The nation’s Fortune 500 companies have approximately 5,463 board of directors. These positions set the tone of the US economy and establish workplace practices that impact employees and working families throughout the nation. Of these leadership positions, 3.2% are held by Latinos and .07% are held by Latinas according to the Alliance for Board Diversity. The actual list of Latinos and Latinos who serve on boards is available in Latino Leader Magazine’s annual update on Latino Board of Directors. This list is comprised of 138 individuals: 30 are Latinas and five of these serve on more than one Board. A total of 108 Latinos are listed and 27 of them serve on more than one board.
If there is one agenda item for Latinas in the US business community that is poised to make a true difference for our role in the US economy, it is to make a dramatic push to ensure the diversity of the corporate board rooms includes us. This means that we need to have 275 Latinas and Latinos on corporate boards by 2015. And, the same number needs to be added in 2016 and 2017 in order to increase the number of Latinos on Boards to match our representation in the US.
The path forward is two-fold. First, there are currently 1000 corporate board members in the Fortune 500 who are aged 70 or older. There will be a transfer of leadership in the Fortune 500 during the next few years that represents a significant opportunity for Latinas and Latinos to participate in the leadership of those companies, many of which are now targeting and profiting from our community the most. It’s no surprise: our purchasing power is now $1.2T and 86% of Latinas surveyed by Nielsen say women in their household make the primary purchasing decisions. Latina bloggers, with savvy social media skills, are actively engaged in promoting products ranging from skin care to infant toys. But the idea of simply targeting the Latina consumer without fully integrating us into the leadership of the Fortune 500 cannot continue. The Latino community must advocate now to diversify corporate boards.

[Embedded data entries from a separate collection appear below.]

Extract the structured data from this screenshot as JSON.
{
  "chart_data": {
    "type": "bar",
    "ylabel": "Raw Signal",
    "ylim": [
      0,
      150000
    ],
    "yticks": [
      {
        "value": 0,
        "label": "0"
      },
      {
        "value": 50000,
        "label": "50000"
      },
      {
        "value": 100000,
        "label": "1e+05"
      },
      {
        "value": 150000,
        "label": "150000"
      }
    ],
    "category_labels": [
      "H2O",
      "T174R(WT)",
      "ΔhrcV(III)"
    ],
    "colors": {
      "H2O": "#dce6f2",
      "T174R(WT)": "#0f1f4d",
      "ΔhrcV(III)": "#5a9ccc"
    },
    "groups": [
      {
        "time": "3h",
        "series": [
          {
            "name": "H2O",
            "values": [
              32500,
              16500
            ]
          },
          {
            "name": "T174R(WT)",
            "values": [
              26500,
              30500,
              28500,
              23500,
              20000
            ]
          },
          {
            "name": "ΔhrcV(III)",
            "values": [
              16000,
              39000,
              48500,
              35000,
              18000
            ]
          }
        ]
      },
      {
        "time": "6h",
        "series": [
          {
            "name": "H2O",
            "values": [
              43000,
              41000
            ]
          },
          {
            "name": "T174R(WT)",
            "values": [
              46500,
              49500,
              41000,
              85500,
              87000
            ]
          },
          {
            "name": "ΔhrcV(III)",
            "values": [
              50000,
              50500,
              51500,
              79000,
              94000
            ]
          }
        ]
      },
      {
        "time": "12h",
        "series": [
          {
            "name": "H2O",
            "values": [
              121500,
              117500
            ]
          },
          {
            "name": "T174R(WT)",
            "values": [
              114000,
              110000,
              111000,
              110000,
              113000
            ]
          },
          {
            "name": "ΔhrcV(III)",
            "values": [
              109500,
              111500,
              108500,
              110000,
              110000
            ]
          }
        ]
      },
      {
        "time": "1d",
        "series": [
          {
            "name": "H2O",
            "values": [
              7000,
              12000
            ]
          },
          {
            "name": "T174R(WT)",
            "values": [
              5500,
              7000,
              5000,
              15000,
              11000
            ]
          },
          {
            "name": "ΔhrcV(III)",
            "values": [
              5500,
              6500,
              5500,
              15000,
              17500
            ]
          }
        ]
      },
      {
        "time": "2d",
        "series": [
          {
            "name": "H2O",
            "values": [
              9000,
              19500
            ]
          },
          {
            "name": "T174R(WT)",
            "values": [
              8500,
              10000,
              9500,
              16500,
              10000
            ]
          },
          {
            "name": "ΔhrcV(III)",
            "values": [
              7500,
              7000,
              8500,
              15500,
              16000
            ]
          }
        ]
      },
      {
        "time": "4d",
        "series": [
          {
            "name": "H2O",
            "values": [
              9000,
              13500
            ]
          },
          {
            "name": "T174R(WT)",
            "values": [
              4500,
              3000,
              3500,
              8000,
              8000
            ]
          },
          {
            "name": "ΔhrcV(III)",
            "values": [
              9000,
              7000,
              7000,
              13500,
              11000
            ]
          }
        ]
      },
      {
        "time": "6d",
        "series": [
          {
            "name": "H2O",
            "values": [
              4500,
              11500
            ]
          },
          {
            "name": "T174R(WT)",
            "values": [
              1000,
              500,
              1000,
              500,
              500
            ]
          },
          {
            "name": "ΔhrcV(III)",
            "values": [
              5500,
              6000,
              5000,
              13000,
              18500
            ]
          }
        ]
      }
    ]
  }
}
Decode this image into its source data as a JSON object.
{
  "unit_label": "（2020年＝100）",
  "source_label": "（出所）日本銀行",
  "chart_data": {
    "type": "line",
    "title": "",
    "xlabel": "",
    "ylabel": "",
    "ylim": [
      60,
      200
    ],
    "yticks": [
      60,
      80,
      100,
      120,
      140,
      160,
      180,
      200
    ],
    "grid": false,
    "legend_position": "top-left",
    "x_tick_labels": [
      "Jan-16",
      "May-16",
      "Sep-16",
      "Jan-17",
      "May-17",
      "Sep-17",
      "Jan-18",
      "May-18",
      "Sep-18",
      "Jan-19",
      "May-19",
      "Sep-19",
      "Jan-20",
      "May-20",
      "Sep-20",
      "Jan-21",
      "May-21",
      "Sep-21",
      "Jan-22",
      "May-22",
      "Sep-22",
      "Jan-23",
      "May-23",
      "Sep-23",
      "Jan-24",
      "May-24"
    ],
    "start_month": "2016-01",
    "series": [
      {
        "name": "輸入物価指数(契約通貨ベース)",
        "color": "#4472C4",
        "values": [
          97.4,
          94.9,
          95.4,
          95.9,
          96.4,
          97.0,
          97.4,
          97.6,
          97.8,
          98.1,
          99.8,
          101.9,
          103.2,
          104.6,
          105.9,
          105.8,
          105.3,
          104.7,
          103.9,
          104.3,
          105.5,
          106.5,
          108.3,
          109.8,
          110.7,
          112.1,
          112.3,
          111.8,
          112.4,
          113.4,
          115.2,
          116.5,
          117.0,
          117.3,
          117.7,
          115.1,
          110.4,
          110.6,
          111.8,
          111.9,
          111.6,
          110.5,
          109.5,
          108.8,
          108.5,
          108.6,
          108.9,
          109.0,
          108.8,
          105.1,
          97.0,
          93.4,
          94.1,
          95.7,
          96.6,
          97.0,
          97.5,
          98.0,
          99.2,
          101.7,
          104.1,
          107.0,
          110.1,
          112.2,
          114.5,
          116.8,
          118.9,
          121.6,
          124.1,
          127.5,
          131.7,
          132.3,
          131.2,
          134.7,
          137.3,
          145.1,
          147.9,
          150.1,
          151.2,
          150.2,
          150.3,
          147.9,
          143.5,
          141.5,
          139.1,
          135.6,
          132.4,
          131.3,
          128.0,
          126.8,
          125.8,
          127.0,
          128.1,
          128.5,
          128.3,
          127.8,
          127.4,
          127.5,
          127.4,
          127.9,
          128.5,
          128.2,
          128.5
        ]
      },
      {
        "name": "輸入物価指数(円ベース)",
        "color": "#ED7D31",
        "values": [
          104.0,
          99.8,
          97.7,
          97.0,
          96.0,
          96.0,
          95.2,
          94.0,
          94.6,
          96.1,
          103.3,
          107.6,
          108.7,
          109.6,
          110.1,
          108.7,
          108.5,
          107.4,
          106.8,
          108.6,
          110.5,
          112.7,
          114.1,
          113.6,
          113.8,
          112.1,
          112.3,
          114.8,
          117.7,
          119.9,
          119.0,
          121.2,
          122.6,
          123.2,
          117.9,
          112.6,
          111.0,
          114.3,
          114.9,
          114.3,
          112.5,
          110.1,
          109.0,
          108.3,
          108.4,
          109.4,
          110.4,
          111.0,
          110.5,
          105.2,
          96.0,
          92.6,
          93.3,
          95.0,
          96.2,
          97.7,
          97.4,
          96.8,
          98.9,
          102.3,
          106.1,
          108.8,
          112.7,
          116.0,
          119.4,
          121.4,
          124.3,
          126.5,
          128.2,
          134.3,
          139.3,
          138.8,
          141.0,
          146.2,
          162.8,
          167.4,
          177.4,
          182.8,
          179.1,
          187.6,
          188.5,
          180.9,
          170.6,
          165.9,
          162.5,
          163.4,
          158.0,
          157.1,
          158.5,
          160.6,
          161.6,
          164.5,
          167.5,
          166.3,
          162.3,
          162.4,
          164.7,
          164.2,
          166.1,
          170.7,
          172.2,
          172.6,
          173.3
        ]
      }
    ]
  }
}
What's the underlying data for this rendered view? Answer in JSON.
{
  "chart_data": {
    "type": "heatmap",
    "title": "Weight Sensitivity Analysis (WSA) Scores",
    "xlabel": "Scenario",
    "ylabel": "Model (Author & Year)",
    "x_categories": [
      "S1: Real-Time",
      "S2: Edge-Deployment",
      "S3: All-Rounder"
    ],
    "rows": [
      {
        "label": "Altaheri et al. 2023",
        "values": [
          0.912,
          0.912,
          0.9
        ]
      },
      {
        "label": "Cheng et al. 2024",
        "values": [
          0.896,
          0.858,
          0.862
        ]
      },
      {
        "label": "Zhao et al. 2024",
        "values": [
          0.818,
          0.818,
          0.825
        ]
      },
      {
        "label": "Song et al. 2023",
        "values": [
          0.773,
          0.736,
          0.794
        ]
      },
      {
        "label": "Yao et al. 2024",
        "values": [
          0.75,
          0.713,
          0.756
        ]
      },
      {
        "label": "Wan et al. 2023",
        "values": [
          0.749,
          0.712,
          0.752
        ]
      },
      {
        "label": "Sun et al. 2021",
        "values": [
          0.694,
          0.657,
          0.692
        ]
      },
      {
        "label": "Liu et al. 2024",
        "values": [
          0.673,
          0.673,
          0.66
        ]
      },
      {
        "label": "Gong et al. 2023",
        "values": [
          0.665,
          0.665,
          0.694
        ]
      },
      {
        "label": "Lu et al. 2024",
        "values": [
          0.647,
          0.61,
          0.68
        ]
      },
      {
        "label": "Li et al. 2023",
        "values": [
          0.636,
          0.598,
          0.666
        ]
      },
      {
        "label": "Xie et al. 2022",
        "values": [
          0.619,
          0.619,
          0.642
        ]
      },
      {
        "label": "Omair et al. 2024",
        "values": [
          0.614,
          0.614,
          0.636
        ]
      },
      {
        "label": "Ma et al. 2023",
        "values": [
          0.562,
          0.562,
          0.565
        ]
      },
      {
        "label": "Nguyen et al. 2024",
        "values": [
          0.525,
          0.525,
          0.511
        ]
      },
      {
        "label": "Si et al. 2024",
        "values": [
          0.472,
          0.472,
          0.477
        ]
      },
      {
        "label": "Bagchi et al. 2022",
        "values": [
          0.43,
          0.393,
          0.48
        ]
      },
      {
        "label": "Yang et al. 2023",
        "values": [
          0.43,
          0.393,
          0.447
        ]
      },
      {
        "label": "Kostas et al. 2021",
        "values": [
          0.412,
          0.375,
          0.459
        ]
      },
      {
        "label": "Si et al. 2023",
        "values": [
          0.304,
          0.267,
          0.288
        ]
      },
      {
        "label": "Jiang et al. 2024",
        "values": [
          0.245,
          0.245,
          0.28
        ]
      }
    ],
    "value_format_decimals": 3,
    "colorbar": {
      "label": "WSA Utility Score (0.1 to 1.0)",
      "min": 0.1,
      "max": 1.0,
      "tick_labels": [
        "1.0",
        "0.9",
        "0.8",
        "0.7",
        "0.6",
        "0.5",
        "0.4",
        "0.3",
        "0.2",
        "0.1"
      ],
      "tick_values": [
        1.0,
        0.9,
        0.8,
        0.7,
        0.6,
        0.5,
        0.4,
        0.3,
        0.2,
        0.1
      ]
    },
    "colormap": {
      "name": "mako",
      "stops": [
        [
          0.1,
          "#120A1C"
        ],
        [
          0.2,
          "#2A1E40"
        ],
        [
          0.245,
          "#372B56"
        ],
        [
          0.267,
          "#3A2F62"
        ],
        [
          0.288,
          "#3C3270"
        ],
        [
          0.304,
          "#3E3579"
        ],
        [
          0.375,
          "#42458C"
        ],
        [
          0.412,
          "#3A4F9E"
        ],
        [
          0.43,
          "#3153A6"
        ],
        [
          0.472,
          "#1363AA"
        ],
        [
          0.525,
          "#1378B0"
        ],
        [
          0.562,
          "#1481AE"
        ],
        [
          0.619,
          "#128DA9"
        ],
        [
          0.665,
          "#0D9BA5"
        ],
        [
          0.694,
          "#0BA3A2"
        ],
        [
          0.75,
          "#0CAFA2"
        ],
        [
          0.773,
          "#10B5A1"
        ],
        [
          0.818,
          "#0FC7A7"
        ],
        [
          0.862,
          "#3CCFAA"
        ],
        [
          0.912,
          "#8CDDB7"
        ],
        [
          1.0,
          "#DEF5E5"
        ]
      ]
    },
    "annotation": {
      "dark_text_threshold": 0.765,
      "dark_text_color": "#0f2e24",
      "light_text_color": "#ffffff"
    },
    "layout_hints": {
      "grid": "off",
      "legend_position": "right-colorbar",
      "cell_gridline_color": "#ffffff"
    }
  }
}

Second, we must address the myth that there are too few qualified candidates. While standards for board membership vary from company to company, many are chosen to serve on boards primarily because of their access to other Board members. The call to serve on a board most likely takes place in a tight network of referrals among trusted advisors. In order to recruit Latinas to a Board, the Board chair must step outside his inner circle and be willing to look for us in different settings. Many Latinas have had anything but a traditional career. Knowledgeable, innovative, and financially savvy Latinas are likely to run their own businesses, serve in government, or be members of academic community at the nation’s best colleges and universities. We use our leadership skills to run nonprofit boards, regional commissions, or councils. The idea that there are no qualified candidates is simply not true.
I call upon the Latinas and Latinos who are part of professional associations and digital communities to claim this goal of seating 275 Latinos and Latinas for 2014. The time is now. Take a moment to scan your membership and look for those who have an interest in serving on a Corporate Board. Raise your hand to be counted and let’s add our names to the list. Let there be no excuse that we cannot be found. I’m raising my hand. I’m leaning in. Lean in with me.